Siyasilere Farklı Bir Bakış

Yaşadığımız dünya gerçekten de çok garip. Çoğu zaman 'Yuh artık, bu kadarı da olmaz' dediğimiz olaylar bir gün büyük bir kabak olup başımızda patladığında daha iyi anlıyoruz bunu. Ve bu garip dünyada yetişen kabakları düşünmek bile çoğu zaman hem yoruyor hem de sıkıyor insanı. Yaka düğmelerinden birini açmaya üşenen bizler de anlık yeni düşünceler yakalıyoruz zihnimizde.

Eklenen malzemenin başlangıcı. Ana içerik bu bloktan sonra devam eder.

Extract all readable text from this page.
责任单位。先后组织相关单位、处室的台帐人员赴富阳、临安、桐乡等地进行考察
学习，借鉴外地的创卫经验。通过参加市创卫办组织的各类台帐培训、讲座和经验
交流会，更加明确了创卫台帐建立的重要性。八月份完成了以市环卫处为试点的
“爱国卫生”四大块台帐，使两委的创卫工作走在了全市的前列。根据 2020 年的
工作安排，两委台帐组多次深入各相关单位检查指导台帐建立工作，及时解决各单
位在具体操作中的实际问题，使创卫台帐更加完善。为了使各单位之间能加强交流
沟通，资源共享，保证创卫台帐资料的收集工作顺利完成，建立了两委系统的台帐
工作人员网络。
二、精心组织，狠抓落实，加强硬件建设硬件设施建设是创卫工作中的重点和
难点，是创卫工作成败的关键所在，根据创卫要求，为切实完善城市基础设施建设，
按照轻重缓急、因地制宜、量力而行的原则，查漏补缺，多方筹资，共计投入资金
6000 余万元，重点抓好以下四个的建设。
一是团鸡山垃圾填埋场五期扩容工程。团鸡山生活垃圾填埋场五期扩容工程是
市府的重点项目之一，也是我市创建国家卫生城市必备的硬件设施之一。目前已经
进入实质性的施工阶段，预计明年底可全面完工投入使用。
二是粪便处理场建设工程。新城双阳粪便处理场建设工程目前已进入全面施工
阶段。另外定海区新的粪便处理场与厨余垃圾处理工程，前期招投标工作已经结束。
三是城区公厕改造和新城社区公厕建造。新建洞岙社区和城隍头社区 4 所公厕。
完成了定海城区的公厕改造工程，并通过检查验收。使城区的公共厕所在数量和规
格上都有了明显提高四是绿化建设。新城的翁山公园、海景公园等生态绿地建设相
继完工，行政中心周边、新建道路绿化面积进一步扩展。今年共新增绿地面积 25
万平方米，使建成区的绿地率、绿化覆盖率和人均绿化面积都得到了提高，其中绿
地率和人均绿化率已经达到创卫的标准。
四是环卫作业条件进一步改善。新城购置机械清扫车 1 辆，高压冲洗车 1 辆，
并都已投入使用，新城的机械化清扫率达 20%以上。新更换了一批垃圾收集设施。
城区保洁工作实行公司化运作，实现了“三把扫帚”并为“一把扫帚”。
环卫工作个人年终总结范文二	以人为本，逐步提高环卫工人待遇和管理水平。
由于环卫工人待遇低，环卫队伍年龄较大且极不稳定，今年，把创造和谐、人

Dünya garip, dedim; evet, böyle düşünüyorum. Her alanda haksızlığa uğrayabilirsiniz. Ve eğer düşünen insansanız bu fazlasıyla canınızı sıkar. Resmi bir kuruma gittiniz diyelim. Memur sizinle ilgilenmiyor. O sırada çok önemli bir görüşme için telefonda. Hemen önünüzdeki cam kafesin içinde, elindeki bir tükenmez kalemle boş bir kağıdı karalıyor. Zaman zaman size kayan gözleri yaptığı işin ciddiyetiyle pek bir umursamaz. Çünkü hanımefendi o sırada bir patron, bir rütbeli. Siz işiniz düştüğü için oradasınız.
Hadi bu sahneyi aha sonra hatırlamak için unutun şimdilik.
Bir milletvekili ile görişme yapmak istiyorsunuz. İlçenizdeki bazı olaylardan şikayetçisiniz. Uygulamanız gereken adımlar;
1-Randevu alınız. (Efendi hazretleri randevu veremeyecek kadar doluysa lütfen 2. adıma geçiniz.)
2-Tekrar randevu alınız.(Şanslıysanız 2. adımda bu işi bitirmişsinizdir, değilseniz durmak yok, yola devam!)
3- Beyefendinin ofisine gidiniz. (Belirtilen saatte orada olmanıza gerek yok. 2 saat geç gitmeniz tavsiyedir. Hatta 1-2 gün sonrası bile önerilir. Çünkü gitseniz de beyefendinin kesinlikle işi vardır.
4-Kapıyı tıklayınız. (Kapının tıklandığına ve içeriden boğuk bir 'geeeel' sesini duyduğunuza emin olunuz.
5-Önünüzü ilikleyiniz. Ellerinizi sol elinizi göbeğinizin biraz altında sağ elinizin üstüne koymak suretiyle birleştiriniz. (Solaklar tersi işlem yapmalıdır)
6-İzin istercesine bir öksürünüz, kafasını kaldırmasına dikkat ediniz.
7-Probleminizi anlatınız.(Unutmayın patron o, onu etkilemelisiniz.)
8- Birşey söylemesini beklemeden odayı derhal terkediniz.


İşte dünya garip.
Memurun maaşını veren kim?
Memur kimin için çalışır?
Milletvekilinin maaşını veren kim?
Milletvekillerini meclise sokan kim.
Seçim zamanı halka yalan manifestolar çeken, sonra 'hadi len ordan' mantığıyla yaşayan kim?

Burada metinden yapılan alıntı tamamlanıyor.